Here’s a simple and intuitive way of looking at the geometry of a least squares regression:
Take the bottom left point in the triangle below as the origin O. For the linear model:
$$ Y=X\beta + \epsilon $$
Both $Y$ and \(X\beta\) are vectors, and the residual vector \(\epsilon\) is the difference. The standard least squares error technique uses \(\epsilon^2\) or \((Y-X\beta)^T(Y-X\beta)\) as the error measure to be minimised, and this leads to the calculation of the \(\beta\) coefficient vector.

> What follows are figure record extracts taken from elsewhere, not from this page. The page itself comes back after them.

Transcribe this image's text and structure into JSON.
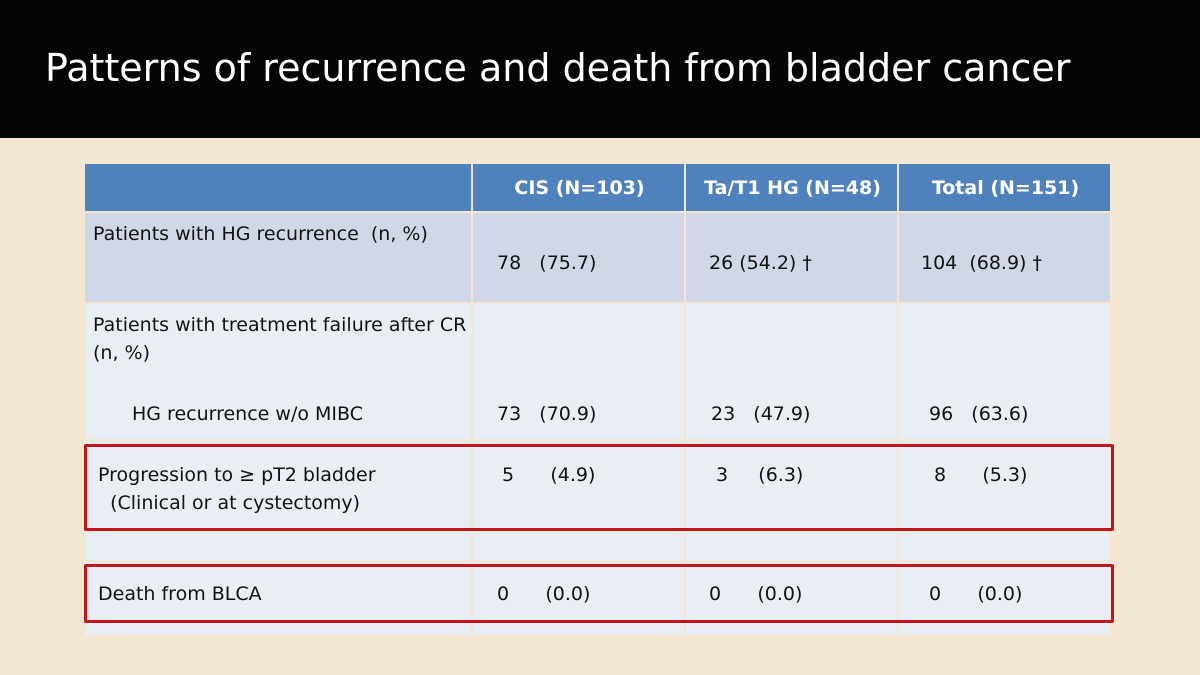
{
  "title": "Patterns of recurrence and death from bladder cancer",
  "table": {
    "header": [
      "CIS (N=103)",
      "Ta/T1 HG (N=48)",
      "Total (N=151)"
    ],
    "rows": [
      {
        "label": "Patients with HG recurrence  (n, %)",
        "cells": [
          "78   (75.7)",
          "26 (54.2) †",
          "104  (68.9) †"
        ]
      },
      {
        "label": "Patients with treatment failure after CR (n, %)",
        "sublabel": "HG recurrence w/o MIBC",
        "cells": [
          "73   (70.9)",
          "23   (47.9)",
          "96   (63.6)"
        ]
      },
      {
        "label": [
          "Progression to ≥ pT2 bladder",
          "  (Clinical or at cystectomy)"
        ],
        "cells": [
          "5      (4.9)",
          "3     (6.3)",
          "8      (5.3)"
        ]
      },
      {
        "label": "Death from BLCA",
        "cells": [
          "0      (0.0)",
          "0      (0.0)",
          "0      (0.0)"
        ]
      }
    ]
  }
}
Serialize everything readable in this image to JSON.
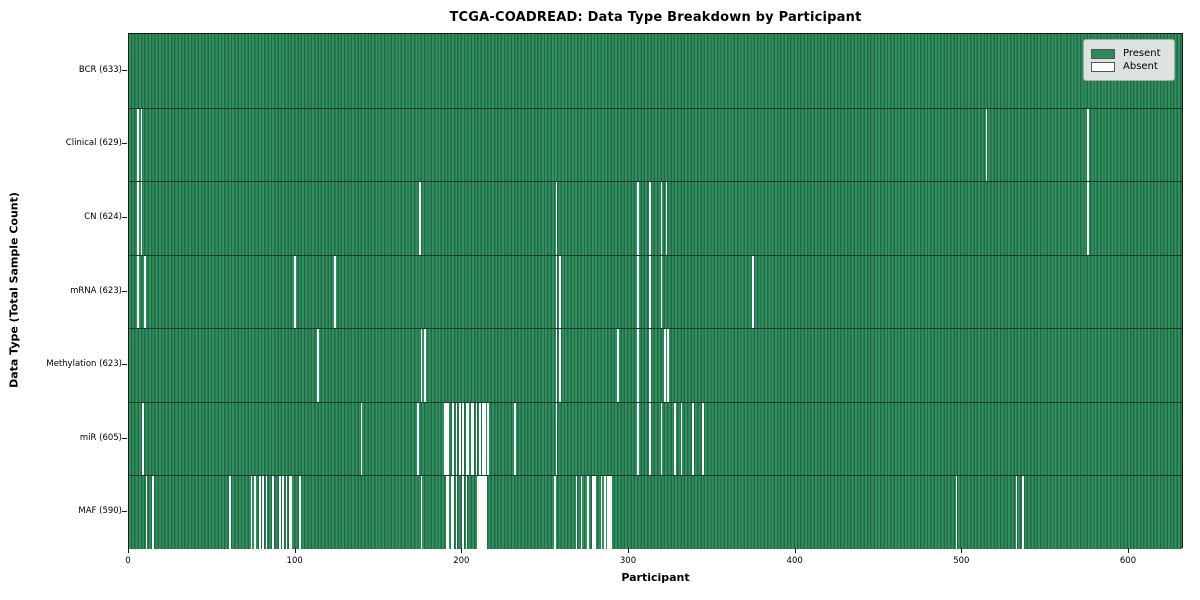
{
  "chart_data": {
    "type": "heatmap",
    "title": "TCGA-COADREAD: Data Type Breakdown by Participant",
    "xlabel": "Participant",
    "ylabel": "Data Type (Total Sample Count)",
    "n_participants": 633,
    "x_ticks": [
      0,
      100,
      200,
      300,
      400,
      500,
      600
    ],
    "grid": false,
    "legend_position": "upper right",
    "colors": {
      "present": "#2e8b57",
      "absent": "#ffffff"
    },
    "legend": [
      {
        "label": "Present",
        "color": "#2e8b57"
      },
      {
        "label": "Absent",
        "color": "#ffffff"
      }
    ],
    "rows": [
      {
        "name": "BCR",
        "label": "BCR (633)",
        "total_present": 633,
        "absent_participants": []
      },
      {
        "name": "Clinical",
        "label": "Clinical (629)",
        "total_present": 629,
        "absent_participants": [
          5,
          7,
          514,
          575
        ]
      },
      {
        "name": "CN",
        "label": "CN (624)",
        "total_present": 624,
        "absent_participants": [
          5,
          7,
          174,
          256,
          305,
          312,
          319,
          322,
          575
        ]
      },
      {
        "name": "mRNA",
        "label": "mRNA (623)",
        "total_present": 623,
        "absent_participants": [
          5,
          9,
          99,
          123,
          256,
          258,
          305,
          312,
          319,
          374
        ]
      },
      {
        "name": "Methylation",
        "label": "Methylation (623)",
        "total_present": 623,
        "absent_participants": [
          113,
          175,
          177,
          256,
          258,
          293,
          305,
          312,
          321,
          323
        ]
      },
      {
        "name": "miR",
        "label": "miR (605)",
        "total_present": 605,
        "absent_participants": [
          8,
          139,
          173,
          189,
          190,
          191,
          194,
          196,
          198,
          200,
          202,
          203,
          205,
          206,
          208,
          210,
          212,
          213,
          215,
          231,
          256,
          305,
          312,
          319,
          327,
          331,
          338,
          344
        ]
      },
      {
        "name": "MAF",
        "label": "MAF (590)",
        "total_present": 590,
        "absent_participants": [
          10,
          14,
          60,
          73,
          75,
          78,
          80,
          82,
          86,
          90,
          92,
          94,
          96,
          97,
          102,
          175,
          190,
          191,
          193,
          194,
          196,
          200,
          202,
          209,
          210,
          211,
          212,
          213,
          214,
          255,
          268,
          271,
          275,
          278,
          279,
          283,
          285,
          287,
          288,
          289,
          496,
          532,
          536
        ]
      }
    ]
  }
}
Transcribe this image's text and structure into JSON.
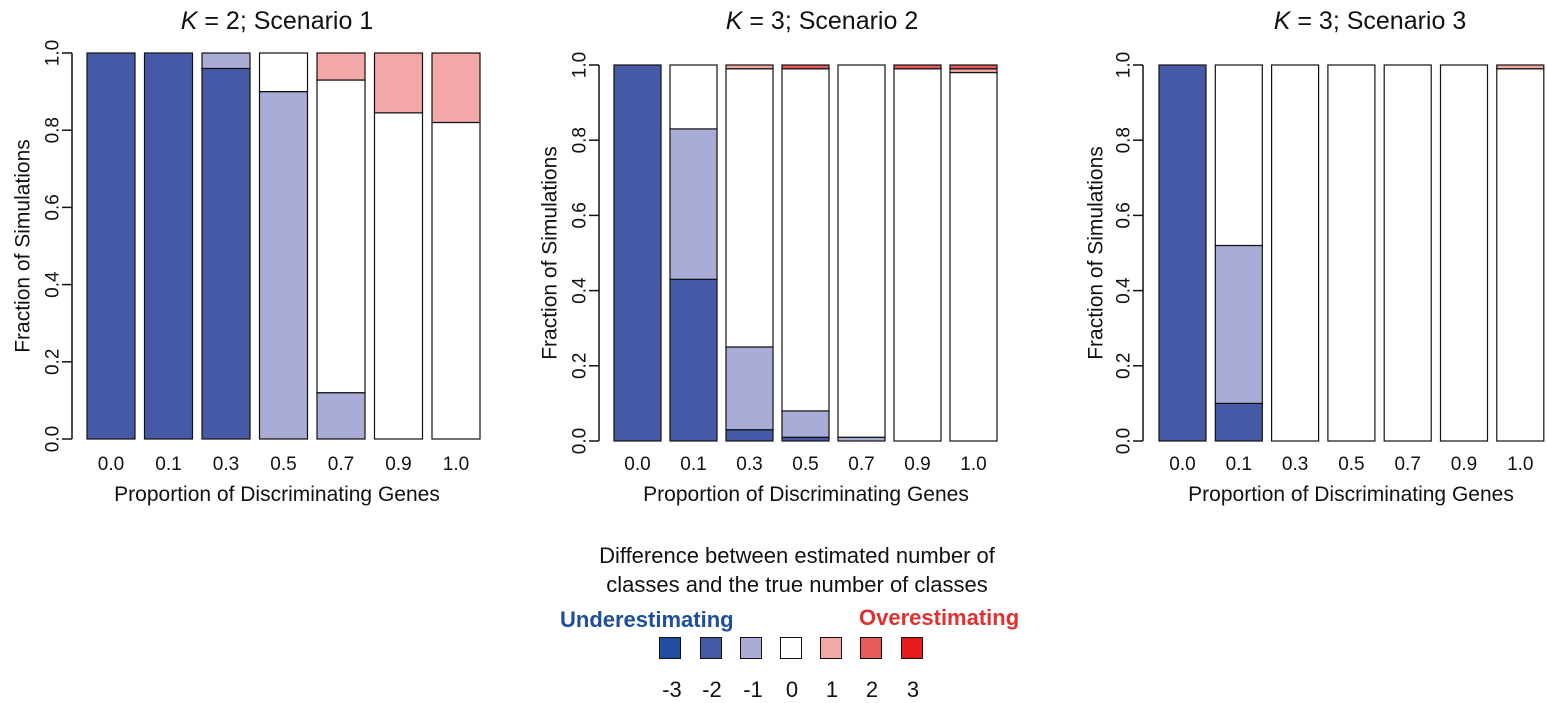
{
  "chart_data": [
    {
      "type": "bar",
      "title": "K = 2; Scenario 1",
      "title_k": "K",
      "title_rest": " = 2; Scenario 1",
      "xlabel": "Proportion of Discriminating Genes",
      "ylabel": "Fraction of Simulations",
      "stacked": true,
      "ylim": [
        0,
        1
      ],
      "yticks": [
        "0.0",
        "0.2",
        "0.4",
        "0.6",
        "0.8",
        "1.0"
      ],
      "categories": [
        "0.0",
        "0.1",
        "0.3",
        "0.5",
        "0.7",
        "0.9",
        "1.0"
      ],
      "series": [
        {
          "diff": -3,
          "color": "#1f4ea0",
          "values": [
            0,
            0,
            0,
            0,
            0,
            0,
            0
          ]
        },
        {
          "diff": -2,
          "color": "#4659a7",
          "values": [
            1.0,
            1.0,
            0.96,
            0,
            0,
            0,
            0
          ]
        },
        {
          "diff": -1,
          "color": "#a9acd6",
          "values": [
            0,
            0,
            0.04,
            0.9,
            0.12,
            0,
            0
          ]
        },
        {
          "diff": 0,
          "color": "#ffffff",
          "values": [
            0,
            0,
            0,
            0.1,
            0.81,
            0.845,
            0.82
          ]
        },
        {
          "diff": 1,
          "color": "#f3a8a8",
          "values": [
            0,
            0,
            0,
            0,
            0.07,
            0.155,
            0.18
          ]
        },
        {
          "diff": 2,
          "color": "#e85a5a",
          "values": [
            0,
            0,
            0,
            0,
            0,
            0,
            0
          ]
        },
        {
          "diff": 3,
          "color": "#e8191b",
          "values": [
            0,
            0,
            0,
            0,
            0,
            0,
            0
          ]
        }
      ]
    },
    {
      "type": "bar",
      "title": "K = 3; Scenario 2",
      "title_k": "K",
      "title_rest": " = 3; Scenario 2",
      "xlabel": "Proportion of Discriminating Genes",
      "ylabel": "Fraction of Simulations",
      "stacked": true,
      "ylim": [
        0,
        1
      ],
      "yticks": [
        "0.0",
        "0.2",
        "0.4",
        "0.6",
        "0.8",
        "1.0"
      ],
      "categories": [
        "0.0",
        "0.1",
        "0.3",
        "0.5",
        "0.7",
        "0.9",
        "1.0"
      ],
      "series": [
        {
          "diff": -3,
          "color": "#1f4ea0",
          "values": [
            0,
            0,
            0,
            0,
            0,
            0,
            0
          ]
        },
        {
          "diff": -2,
          "color": "#4659a7",
          "values": [
            1.0,
            0.43,
            0.03,
            0.01,
            0,
            0,
            0
          ]
        },
        {
          "diff": -1,
          "color": "#a9acd6",
          "values": [
            0,
            0.4,
            0.22,
            0.07,
            0.01,
            0,
            0
          ]
        },
        {
          "diff": 0,
          "color": "#ffffff",
          "values": [
            0,
            0.17,
            0.74,
            0.91,
            0.99,
            0.99,
            0.98
          ]
        },
        {
          "diff": 1,
          "color": "#f3a8a8",
          "values": [
            0,
            0,
            0.01,
            0,
            0,
            0,
            0.01
          ]
        },
        {
          "diff": 2,
          "color": "#e85a5a",
          "values": [
            0,
            0,
            0,
            0.01,
            0,
            0.01,
            0.01
          ]
        },
        {
          "diff": 3,
          "color": "#e8191b",
          "values": [
            0,
            0,
            0,
            0,
            0,
            0,
            0
          ]
        }
      ]
    },
    {
      "type": "bar",
      "title": "K = 3; Scenario 3",
      "title_k": "K",
      "title_rest": " = 3; Scenario 3",
      "xlabel": "Proportion of Discriminating Genes",
      "ylabel": "Fraction of Simulations",
      "stacked": true,
      "ylim": [
        0,
        1
      ],
      "yticks": [
        "0.0",
        "0.2",
        "0.4",
        "0.6",
        "0.8",
        "1.0"
      ],
      "categories": [
        "0.0",
        "0.1",
        "0.3",
        "0.5",
        "0.7",
        "0.9",
        "1.0"
      ],
      "series": [
        {
          "diff": -3,
          "color": "#1f4ea0",
          "values": [
            0,
            0,
            0,
            0,
            0,
            0,
            0
          ]
        },
        {
          "diff": -2,
          "color": "#4659a7",
          "values": [
            1.0,
            0.1,
            0,
            0,
            0,
            0,
            0
          ]
        },
        {
          "diff": -1,
          "color": "#a9acd6",
          "values": [
            0,
            0.42,
            0,
            0,
            0,
            0,
            0
          ]
        },
        {
          "diff": 0,
          "color": "#ffffff",
          "values": [
            0,
            0.48,
            1.0,
            1.0,
            1.0,
            1.0,
            0.99
          ]
        },
        {
          "diff": 1,
          "color": "#f3a8a8",
          "values": [
            0,
            0,
            0,
            0,
            0,
            0,
            0.01
          ]
        },
        {
          "diff": 2,
          "color": "#e85a5a",
          "values": [
            0,
            0,
            0,
            0,
            0,
            0,
            0
          ]
        },
        {
          "diff": 3,
          "color": "#e8191b",
          "values": [
            0,
            0,
            0,
            0,
            0,
            0,
            0
          ]
        }
      ]
    }
  ],
  "legend": {
    "title_line1": "Difference between estimated number of",
    "title_line2": "classes and the true number of classes",
    "under_label": "Underestimating",
    "over_label": "Overestimating",
    "under_color": "#1f4e9c",
    "over_color": "#e03030",
    "items": [
      {
        "label": "-3",
        "color": "#1f4ea0"
      },
      {
        "label": "-2",
        "color": "#4659a7"
      },
      {
        "label": "-1",
        "color": "#a9acd6"
      },
      {
        "label": "0",
        "color": "#ffffff"
      },
      {
        "label": "1",
        "color": "#f3a8a8"
      },
      {
        "label": "2",
        "color": "#e85a5a"
      },
      {
        "label": "3",
        "color": "#e8191b"
      }
    ]
  }
}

Geometrically, the beta coefficients calculated by the least squares regression minimise the squared length of the error vector. This turns out to be the projection of \(Y\) on to \(X\beta\) – i.e. the perpendicular vector that turns (O, \(Y\), \(X\beta\)) into a right-angled triangle.
The projection of \(Y\) onto \(X\beta\) is done using the projection matrix P, which is defined as
\[ P = X\left(X^{T}X\right)^{-1}X^{T} \]
So \( X\beta = \hat{Y} = PY \).
Using the Pythagorean theorem:
\( Y^TY = \hat{Y}^T\hat{Y} + (Y-X\beta)^T(Y-X\beta) \)
In other words, the total sum of squares = sum of squares due to regression + residual sum of squares. This is a fundamental part of analysis of variance techniques.